How dropout inflation should be handled

Most real studies do not retain every planned participant or complete every measurement. That is why a good a priori sample size calculation should include a final inflation step for dropout, attrition, nonresponse, unusable records, or missing outcome data. If the analytic minimum is 200 and you expect 10% attrition, divide by 0.90, which yields 222.22, then round up to 223. This protects your final analyzable sample from shrinking below the power target.

It is usually better to justify dropout with actual prior evidence rather than a generic guess. Look at historical completion rates from your setting, population, recruitment channel, or instrument. In regulated or grant-funded work, reviewers often want to see the source of this assumption.

Two-sided versus one-sided hypotheses

A two-sided test asks whether the effect differs in either direction and is the standard choice in most confirmatory studies. A one-sided test asks only whether the effect differs in the expected direction and therefore requires a smaller sample than a two-sided test with the same alpha and power. However, one-sided testing should only be used when the opposite direction would be irrelevant scientifically and would not change the interpretation of the results. If there is any realistic possibility that the effect could reverse, a two-sided design is usually the safer and more credible option.

What this calculator does well

Provides quick planning estimates for common tests before data collection begins.
Supports means and proportions, including one-sample and two-sample designs.
Applies standard normal-approximation formulas used in many protocol drafts and early-stage feasibility studies.
Inflates final recruitment targets for dropout or nonresponse.
Visualizes how required sample size changes as the detectable effect gets smaller or larger.

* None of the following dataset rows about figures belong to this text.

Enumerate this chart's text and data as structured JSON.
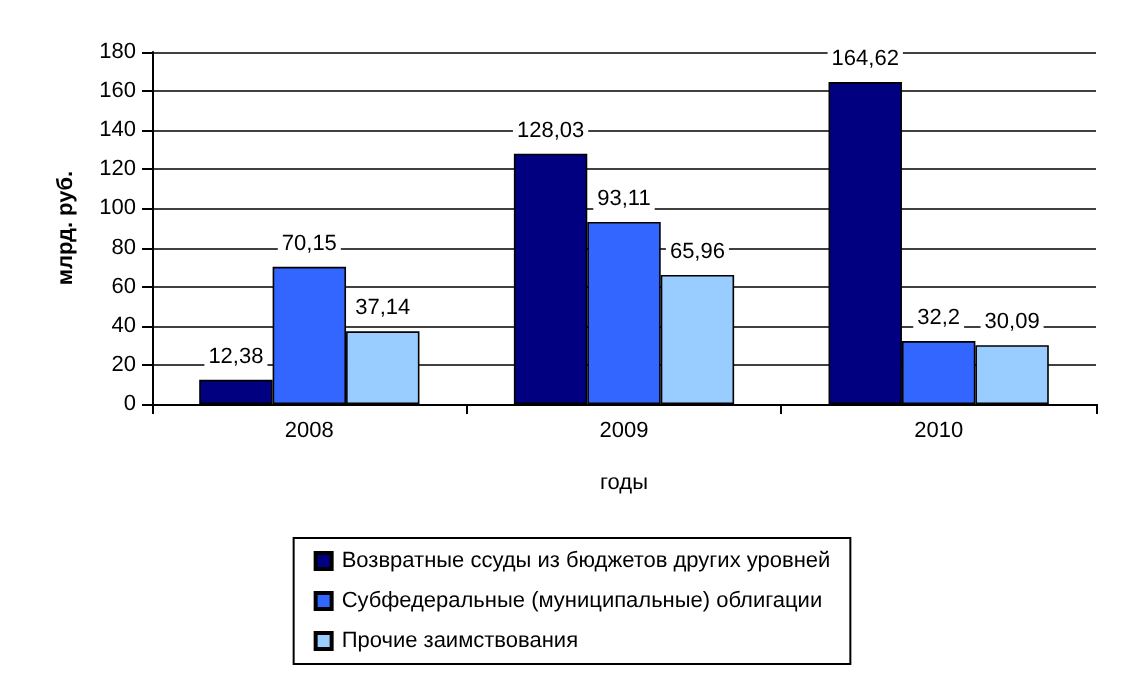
{
  "chart_data": {
    "type": "bar",
    "xlabel": "годы",
    "ylabel": "млрд. руб.",
    "categories": [
      "2008",
      "2009",
      "2010"
    ],
    "series": [
      {
        "name": "Возвратные ссуды из бюджетов других уровней",
        "color": "#000080",
        "values": [
          12.38,
          128.03,
          164.62
        ],
        "value_labels": [
          "12,38",
          "128,03",
          "164,62"
        ]
      },
      {
        "name": "Субфедеральные (муниципальные) облигации",
        "color": "#3366ff",
        "values": [
          70.15,
          93.11,
          32.2
        ],
        "value_labels": [
          "70,15",
          "93,11",
          "32,2"
        ]
      },
      {
        "name": "Прочие заимствования",
        "color": "#99ccff",
        "values": [
          37.14,
          65.96,
          30.09
        ],
        "value_labels": [
          "37,14",
          "65,96",
          "30,09"
        ]
      }
    ],
    "ylim": [
      0,
      180
    ],
    "yticks": [
      0,
      20,
      40,
      60,
      80,
      100,
      120,
      140,
      160,
      180
    ],
    "grid": "y",
    "legend": "bottom"
  }
}
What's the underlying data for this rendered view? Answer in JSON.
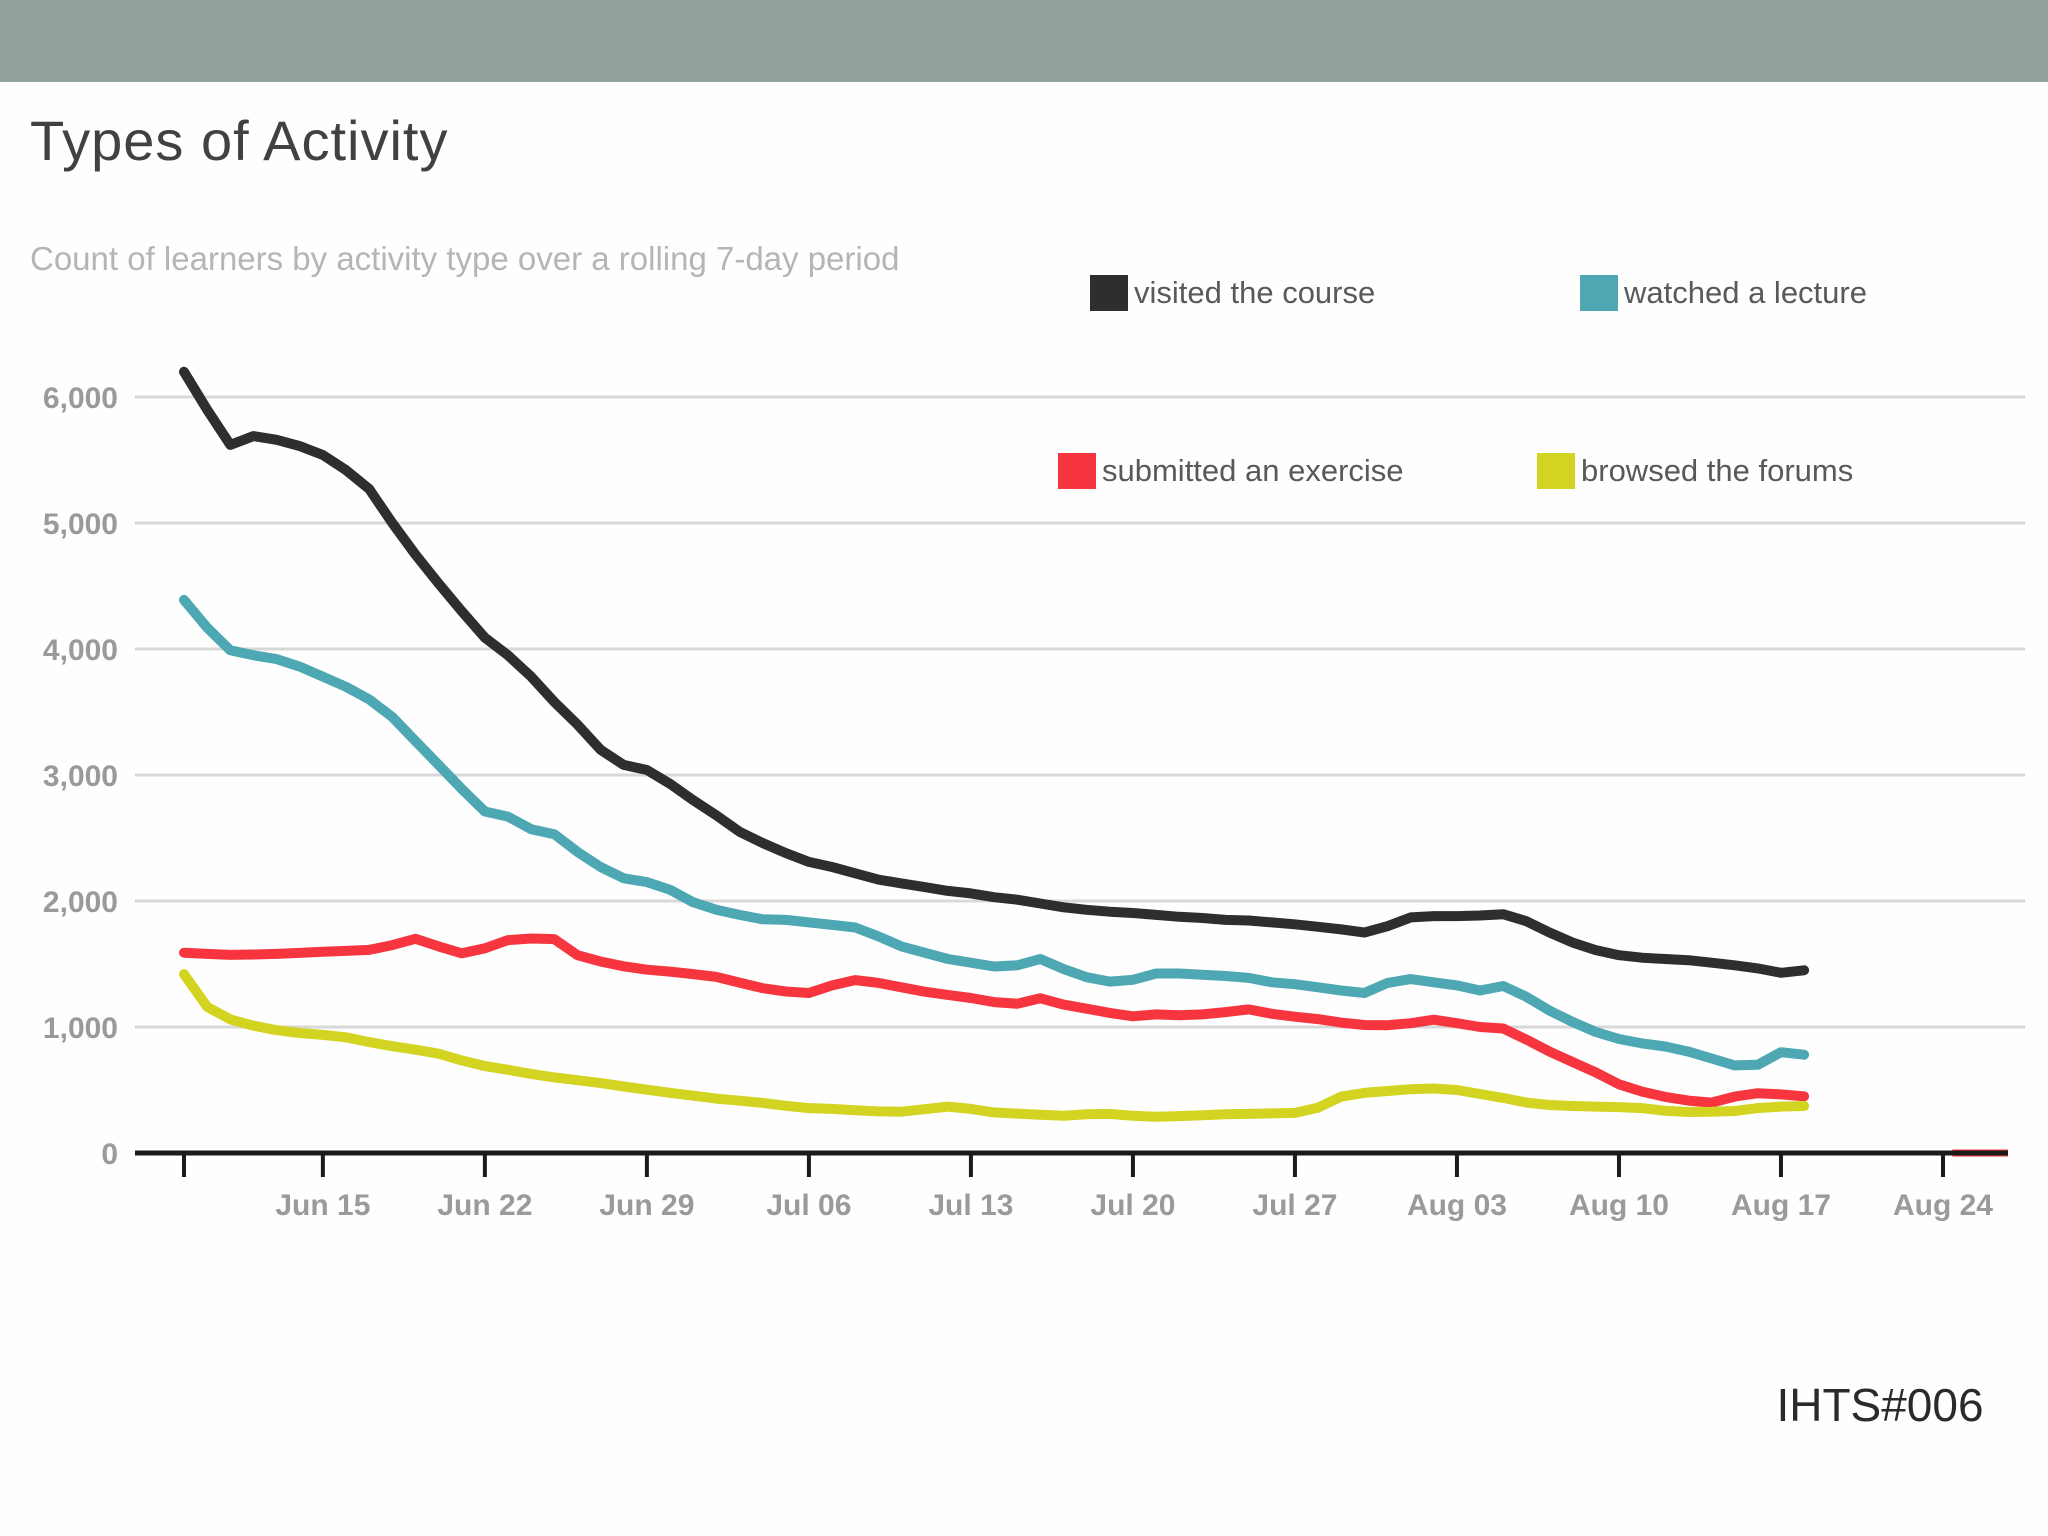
{
  "header": {
    "bar_color": "#92a19a"
  },
  "title": "Types of Activity",
  "subtitle": "Count of learners by activity type over a rolling 7-day period",
  "watermark": "IHTS#006",
  "colors": {
    "background": "#fefefe",
    "gridline": "#d8d8d8",
    "axis_line": "#1b1b1b",
    "axis_text": "#9a9a9a"
  },
  "chart_data": {
    "type": "line",
    "title": "Types of Activity",
    "subtitle": "Count of learners by activity type over a rolling 7-day period",
    "grid": "horizontal gridlines only",
    "legend_position": "top-right, two rows",
    "ylim": [
      0,
      6500
    ],
    "y_ticks": [
      {
        "value": 0,
        "label": "0"
      },
      {
        "value": 1000,
        "label": "1,000"
      },
      {
        "value": 2000,
        "label": "2,000"
      },
      {
        "value": 3000,
        "label": "3,000"
      },
      {
        "value": 4000,
        "label": "4,000"
      },
      {
        "value": 5000,
        "label": "5,000"
      },
      {
        "value": 6000,
        "label": "6,000"
      }
    ],
    "x_ticks": [
      {
        "day": 0,
        "label": ""
      },
      {
        "day": 6,
        "label": "Jun 15"
      },
      {
        "day": 13,
        "label": "Jun 22"
      },
      {
        "day": 20,
        "label": "Jun 29"
      },
      {
        "day": 27,
        "label": "Jul 06"
      },
      {
        "day": 34,
        "label": "Jul 13"
      },
      {
        "day": 41,
        "label": "Jul 20"
      },
      {
        "day": 48,
        "label": "Jul 27"
      },
      {
        "day": 55,
        "label": "Aug 03"
      },
      {
        "day": 62,
        "label": "Aug 10"
      },
      {
        "day": 69,
        "label": "Aug 17"
      },
      {
        "day": 76,
        "label": "Aug 24"
      }
    ],
    "dates": [
      "Jun 09",
      "Jun 10",
      "Jun 11",
      "Jun 12",
      "Jun 13",
      "Jun 14",
      "Jun 15",
      "Jun 16",
      "Jun 17",
      "Jun 18",
      "Jun 19",
      "Jun 20",
      "Jun 21",
      "Jun 22",
      "Jun 23",
      "Jun 24",
      "Jun 25",
      "Jun 26",
      "Jun 27",
      "Jun 28",
      "Jun 29",
      "Jun 30",
      "Jul 01",
      "Jul 02",
      "Jul 03",
      "Jul 04",
      "Jul 05",
      "Jul 06",
      "Jul 07",
      "Jul 08",
      "Jul 09",
      "Jul 10",
      "Jul 11",
      "Jul 12",
      "Jul 13",
      "Jul 14",
      "Jul 15",
      "Jul 16",
      "Jul 17",
      "Jul 18",
      "Jul 19",
      "Jul 20",
      "Jul 21",
      "Jul 22",
      "Jul 23",
      "Jul 24",
      "Jul 25",
      "Jul 26",
      "Jul 27",
      "Jul 28",
      "Jul 29",
      "Jul 30",
      "Jul 31",
      "Aug 01",
      "Aug 02",
      "Aug 03",
      "Aug 04",
      "Aug 05",
      "Aug 06",
      "Aug 07",
      "Aug 08",
      "Aug 09",
      "Aug 10",
      "Aug 11",
      "Aug 12",
      "Aug 13",
      "Aug 14",
      "Aug 15",
      "Aug 16",
      "Aug 17",
      "Aug 18"
    ],
    "series": [
      {
        "name": "visited the course",
        "color": "#2e2e30",
        "values": [
          6200,
          5900,
          5620,
          5690,
          5660,
          5610,
          5540,
          5420,
          5270,
          5000,
          4750,
          4520,
          4300,
          4090,
          3950,
          3780,
          3580,
          3400,
          3200,
          3080,
          3040,
          2930,
          2800,
          2680,
          2550,
          2460,
          2380,
          2310,
          2270,
          2220,
          2170,
          2140,
          2110,
          2080,
          2060,
          2030,
          2010,
          1980,
          1950,
          1930,
          1915,
          1905,
          1890,
          1875,
          1865,
          1850,
          1845,
          1830,
          1815,
          1795,
          1775,
          1750,
          1800,
          1870,
          1880,
          1880,
          1885,
          1895,
          1840,
          1750,
          1670,
          1610,
          1570,
          1550,
          1540,
          1530,
          1510,
          1490,
          1465,
          1430,
          1450
        ]
      },
      {
        "name": "watched a lecture",
        "color": "#4ea8b3",
        "values": [
          4390,
          4170,
          3990,
          3950,
          3920,
          3860,
          3780,
          3700,
          3600,
          3460,
          3270,
          3080,
          2890,
          2710,
          2670,
          2570,
          2530,
          2390,
          2270,
          2180,
          2150,
          2090,
          1990,
          1930,
          1890,
          1855,
          1850,
          1830,
          1810,
          1790,
          1720,
          1640,
          1590,
          1540,
          1510,
          1480,
          1490,
          1540,
          1460,
          1395,
          1360,
          1375,
          1425,
          1425,
          1415,
          1405,
          1390,
          1355,
          1340,
          1315,
          1290,
          1270,
          1350,
          1380,
          1355,
          1330,
          1290,
          1325,
          1240,
          1130,
          1040,
          960,
          905,
          870,
          845,
          805,
          750,
          695,
          700,
          800,
          780
        ]
      },
      {
        "name": "submitted an exercise",
        "color": "#f7353e",
        "values": [
          1590,
          1580,
          1572,
          1575,
          1580,
          1588,
          1598,
          1604,
          1612,
          1650,
          1700,
          1640,
          1585,
          1625,
          1690,
          1702,
          1698,
          1570,
          1520,
          1482,
          1455,
          1440,
          1420,
          1398,
          1352,
          1308,
          1282,
          1270,
          1330,
          1372,
          1350,
          1315,
          1280,
          1255,
          1230,
          1198,
          1185,
          1228,
          1178,
          1145,
          1112,
          1085,
          1100,
          1094,
          1100,
          1118,
          1140,
          1105,
          1082,
          1063,
          1035,
          1016,
          1014,
          1030,
          1058,
          1030,
          1000,
          988,
          900,
          805,
          722,
          640,
          545,
          487,
          445,
          416,
          400,
          448,
          475,
          465,
          450
        ]
      },
      {
        "name": "browsed the forums",
        "color": "#d3d321",
        "values": [
          1420,
          1160,
          1060,
          1010,
          975,
          952,
          937,
          918,
          880,
          848,
          820,
          788,
          735,
          690,
          660,
          628,
          600,
          578,
          555,
          528,
          502,
          478,
          455,
          432,
          415,
          398,
          375,
          356,
          350,
          340,
          330,
          328,
          348,
          368,
          350,
          322,
          313,
          303,
          296,
          308,
          310,
          295,
          287,
          293,
          300,
          307,
          310,
          314,
          318,
          360,
          448,
          477,
          492,
          506,
          512,
          500,
          468,
          437,
          400,
          381,
          373,
          368,
          364,
          356,
          335,
          325,
          327,
          333,
          356,
          368,
          373
        ]
      }
    ],
    "red_zero_segment": {
      "series": "submitted an exercise",
      "from_day": 76.4,
      "to_day": 78.8,
      "value": 0
    },
    "legend_rows": [
      [
        "visited the course",
        "watched a lecture"
      ],
      [
        "submitted an exercise",
        "browsed the forums"
      ]
    ]
  }
}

What this calculator does not replace

No online calculator can replace a full statistical analysis plan for every design. If your study includes clustering, repeated measures, unequal allocation, survival endpoints, multivariable modeling, interim analyses, multiplicity adjustments, finite population corrections, or noninferiority margins, a more advanced method may be required. In those situations, you should work with a statistician or use validated software tailored to that design.

Best practices for writing up your sample size section

A strong methods section does more than report a number. It explains where the number came from. A complete write-up usually includes the primary endpoint, planned test, alpha level, desired power, effect size rationale, variance or event-rate assumptions, allocation ratio, and attrition inflation. Here is a model structure:

Identify the primary outcome and comparison.
State the statistical test and whether it is one-sided or two-sided.
Report alpha and target power.
Justify the effect size and variability assumptions with prior literature or pilot data.
Provide the resulting analytic sample size and the inflated recruitment target after expected dropout.

Frequent mistakes that lead to poor planning

Using a hoped-for effect instead of the smallest meaningful effect.
Borrowing a standard deviation from a population that is not comparable.
Forgetting to inflate for attrition or unusable data.
Running the study with multiple primary outcomes but planning the sample size for only one without adjustment.
Choosing a one-sided hypothesis only to make the required sample smaller.
Confusing statistical significance with practical importance.

Authoritative sources for deeper guidance

National Library of Medicine: Power and Sample Size Determination
Boston University School of Public Health: Sample Size and Power Notes
National Cancer Institute: Definition of Statistical Power

Final takeaway

An a priori sample size calculator is not just a convenience tool. It is part of rigorous study design. It helps ensure that your project is neither too small to answer the question nor larger than necessary. The most credible calculations are grounded in realistic assumptions, transparent reporting, and a clear definition of what counts as a meaningful effect. Use the calculator above as an efficient first-pass planning tool, then refine your assumptions with pilot data, published evidence, and design-specific statistical advice when the study stakes are high.